El arte de la vida no se libra de esa condición asistemática, aunque sí establece vínculos estrechos con toda la obra anterior de este profesor de la Universidad inglesa de Leeds. La felicidad se ha transformado de aspiración ilustrada para el conjunto del género humano en deseo individual. Y en una búsqueda activa más que en una circunstancia estable, porque «si la felicidad puede ser un estado, sólo puede ser un estado de excitación espoleado por la insatisfacción». Ser feliz requiere acción, apunta Bauman, para quien «la llave de la felicidad y el antídoto contra la amargura consiste en mantener viva la esperanza de llegar a ser felices». La felicidad es así el horizonte que no se alcanza del todo, la tentativa continua que rige nuestra vida.

Contra el momento feliz conspiran las circunstancias externas. Entre las más fuertes, lo incierto del porvenir, al que Bauman atribuye buena parte de nuestro malestar: «La incertidumbre es el hábitat natural de la vida humana, si bien la esperanza de escapar a esta incertidumbre es el motor de nuestra búsqueda vital». En una sociedad de consumo los antídotos rápidos para aliviar esa inseguridad consisten en recurrir a «etiquetas, logos y tiendas» que «son los únicos remansos de seguridad... los únicos refugios de certidumbre en un mundo insultantemente incierto».

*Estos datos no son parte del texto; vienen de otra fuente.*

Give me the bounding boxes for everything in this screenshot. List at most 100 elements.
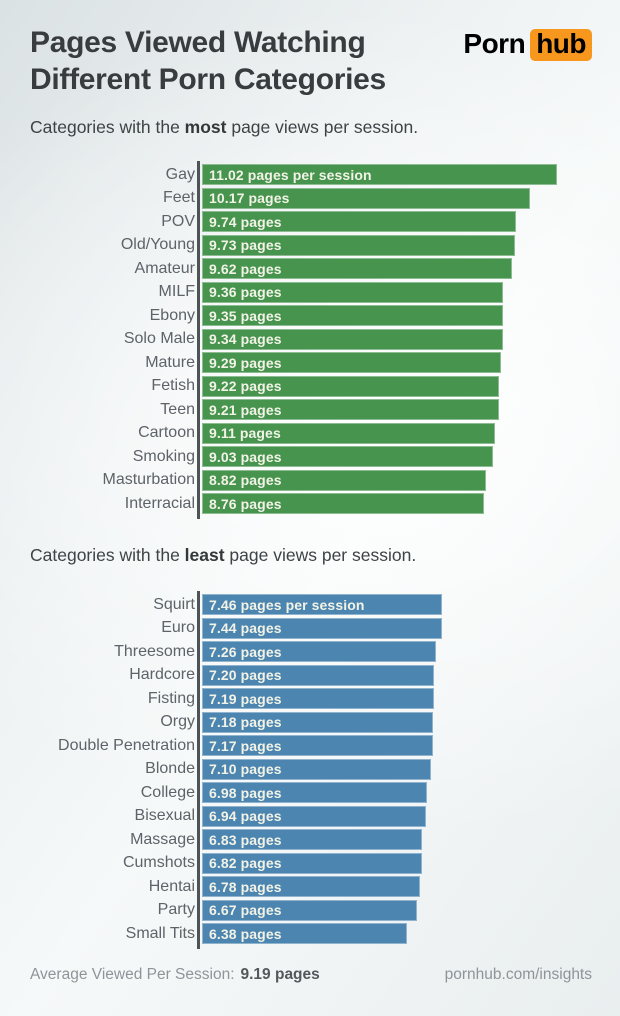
bar-label: Massage <box>130 830 195 848</box>
bar-value: 7.44 pages <box>209 620 282 636</box>
bar-row: Party 6.67 pages <box>30 899 600 921</box>
bar-label: Old/Young <box>120 236 195 253</box>
heading-bold-word: least <box>184 545 225 565</box>
bar-value: 9.35 pages <box>209 307 282 324</box>
bar-value: 6.78 pages <box>209 878 282 895</box>
bar-label: Double Penetration <box>58 736 195 754</box>
bar-row: Bisexual 6.94 pages <box>30 805 600 827</box>
bar-row: Teen 9.21 pages <box>30 399 600 420</box>
bar-label: Orgy <box>160 713 195 730</box>
bar-label: Solo Male <box>123 330 195 347</box>
bar-row: Amateur 9.62 pages <box>30 258 600 279</box>
bar-label: Masturbation <box>102 471 196 488</box>
bar: 9.11 pages <box>202 422 496 444</box>
bar: 6.83 pages <box>202 829 422 850</box>
bar-label: Party <box>157 901 195 918</box>
bar-row: Cumshots 6.82 pages <box>30 852 600 874</box>
bar: 9.03 pages <box>202 446 493 467</box>
bar-value: 6.82 pages <box>209 855 282 871</box>
bar: 9.22 pages <box>202 375 499 397</box>
bar: 6.98 pages <box>202 782 427 803</box>
bar-row: Fetish 9.22 pages <box>30 375 600 397</box>
heading-prefix: Categories with the <box>30 545 185 565</box>
bar-row: Ebony 9.35 pages <box>30 305 600 326</box>
logo-text-hub-badge: hub <box>530 29 592 61</box>
bar-value: 6.94 pages <box>209 808 282 824</box>
heading-prefix: Categories with the <box>30 117 185 137</box>
bar: 8.76 pages <box>202 493 485 514</box>
bar: 7.19 pages <box>202 688 434 709</box>
bar-value: 7.17 pages <box>209 737 282 754</box>
bar-row: Mature 9.29 pages <box>30 352 600 373</box>
bar-value: 10.17 pages <box>209 190 290 206</box>
bar-row: Gay 11.02 pages per session <box>30 164 600 185</box>
bar-row: Orgy 7.18 pages <box>30 711 600 733</box>
bar-label: POV <box>161 212 195 230</box>
bar-row: Cartoon 9.11 pages <box>30 422 600 444</box>
average-value: 9.19 pages <box>240 966 320 983</box>
bar-label: Blonde <box>145 760 195 777</box>
bar-label: Small Tits <box>125 924 195 942</box>
y-axis-line <box>197 591 200 949</box>
bar-value: 9.03 pages <box>209 448 282 465</box>
bar-row: Blonde 7.10 pages <box>30 758 600 780</box>
bar-value: 9.34 pages <box>209 331 282 347</box>
bar-label: Smoking <box>132 447 195 465</box>
source-url: pornhub.com/insights <box>444 966 592 983</box>
bar: 9.36 pages <box>202 281 504 303</box>
bar-value: 6.83 pages <box>209 831 282 848</box>
average-label: Average Viewed Per Session: <box>30 966 235 983</box>
bar-row: POV 9.74 pages <box>30 211 600 232</box>
bar-value: 9.73 pages <box>209 237 282 253</box>
bar-label: Interracial <box>124 494 195 512</box>
bar-value: 8.82 pages <box>209 472 282 488</box>
bar-row: Smoking 9.03 pages <box>30 446 600 467</box>
bar: 9.21 pages <box>202 399 499 420</box>
bar: 6.94 pages <box>202 805 426 827</box>
bar-label: Bisexual <box>134 807 195 824</box>
pornhub-logo: Porn hub <box>463 28 592 61</box>
bar: 7.17 pages <box>202 735 433 756</box>
bar-value: 6.67 pages <box>209 902 282 918</box>
page-title-line1: Pages Viewed Watching <box>30 26 366 59</box>
bar-row: Hardcore 7.20 pages <box>30 664 600 686</box>
bar-value: 7.10 pages <box>209 761 282 777</box>
bar-row: Threesome 7.26 pages <box>30 641 600 662</box>
least-page-views-bar-chart: Squirt 7.46 pages per session Euro 7.44 pag… <box>30 591 600 950</box>
heading-suffix: page views per session. <box>224 545 417 565</box>
bar-row: Interracial 8.76 pages <box>30 493 600 514</box>
bar-value: 6.38 pages <box>209 925 282 942</box>
bar: 6.38 pages <box>202 923 408 944</box>
bar-label: Cartoon <box>138 424 195 441</box>
bar-value: 9.74 pages <box>209 213 282 230</box>
heading-bold-word: most <box>184 117 227 137</box>
bar: 6.82 pages <box>202 852 422 874</box>
bar-label: Squirt <box>153 595 195 613</box>
logo-text-porn: Porn <box>463 28 526 59</box>
bar-label: Cumshots <box>122 854 195 871</box>
bar: 9.74 pages <box>202 211 516 232</box>
bar-label: College <box>140 783 195 801</box>
bar-label: Mature <box>145 353 195 371</box>
bar: 9.73 pages <box>202 234 516 256</box>
bar: 9.29 pages <box>202 352 502 373</box>
bar-row: Small Tits 6.38 pages <box>30 923 600 944</box>
bar-value: 7.18 pages <box>209 714 282 730</box>
bar: 7.46 pages per session <box>202 594 443 615</box>
bar: 11.02 pages per session <box>202 164 557 185</box>
bar: 7.44 pages <box>202 617 442 639</box>
bar-value: 7.19 pages <box>209 690 282 707</box>
bar-value: 6.98 pages <box>209 784 282 801</box>
bar-label: Teen <box>160 400 195 418</box>
bar: 7.10 pages <box>202 758 431 780</box>
most-page-views-bar-chart: Gay 11.02 pages per session Feet 10.17 page… <box>30 161 600 520</box>
bar-row: Euro 7.44 pages <box>30 617 600 639</box>
bar-label: Euro <box>161 619 195 636</box>
bar: 9.35 pages <box>202 305 504 326</box>
section-heading-least: Categories with the least page views per… <box>30 545 416 566</box>
bar: 9.62 pages <box>202 258 512 279</box>
bar: 7.20 pages <box>202 664 434 686</box>
bar-value: 9.21 pages <box>209 401 282 418</box>
bar-row: MILF 9.36 pages <box>30 281 600 303</box>
bar: 9.34 pages <box>202 328 503 350</box>
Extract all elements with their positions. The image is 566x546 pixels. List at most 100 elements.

Esos «refugios de la certidumbre» sirven a la vez para construir la identidad porque, en estos tiempos, cada cual ha de hacerse a sí mismo en un proceso que «más que una tarea es una condena», sentencia Bauman. Sin embargo, «lo que antes era un proyecto para toda la vida hoy se ha convertido en un atributo del momento. Una vez diseñado, el futuro ya no es para siempre, sino que necesita ser montado y desmontado continuamente». De esta manera, «la identidad sigue siendo una preocupación constante, pero ahora se divide en una multitud de esfuerzos extremadamente cortos en el tiempo... una sucesión de impulsos de actividad repentinos y frenéticos». Así convertimos la existencia en un remedo de la de Sísifo, arrastrando la piedra que es nuestra propia identidad y con la que nunca llegamos a la cumbre. Tarea cambiante, pero nada exenta de esfuerzo, condena al fin y al cabo. Por lo cual poco importa no haber alcanzado los buenos propósitos que hayamos trazado para el año que acaba: esta medianoche habrá otros.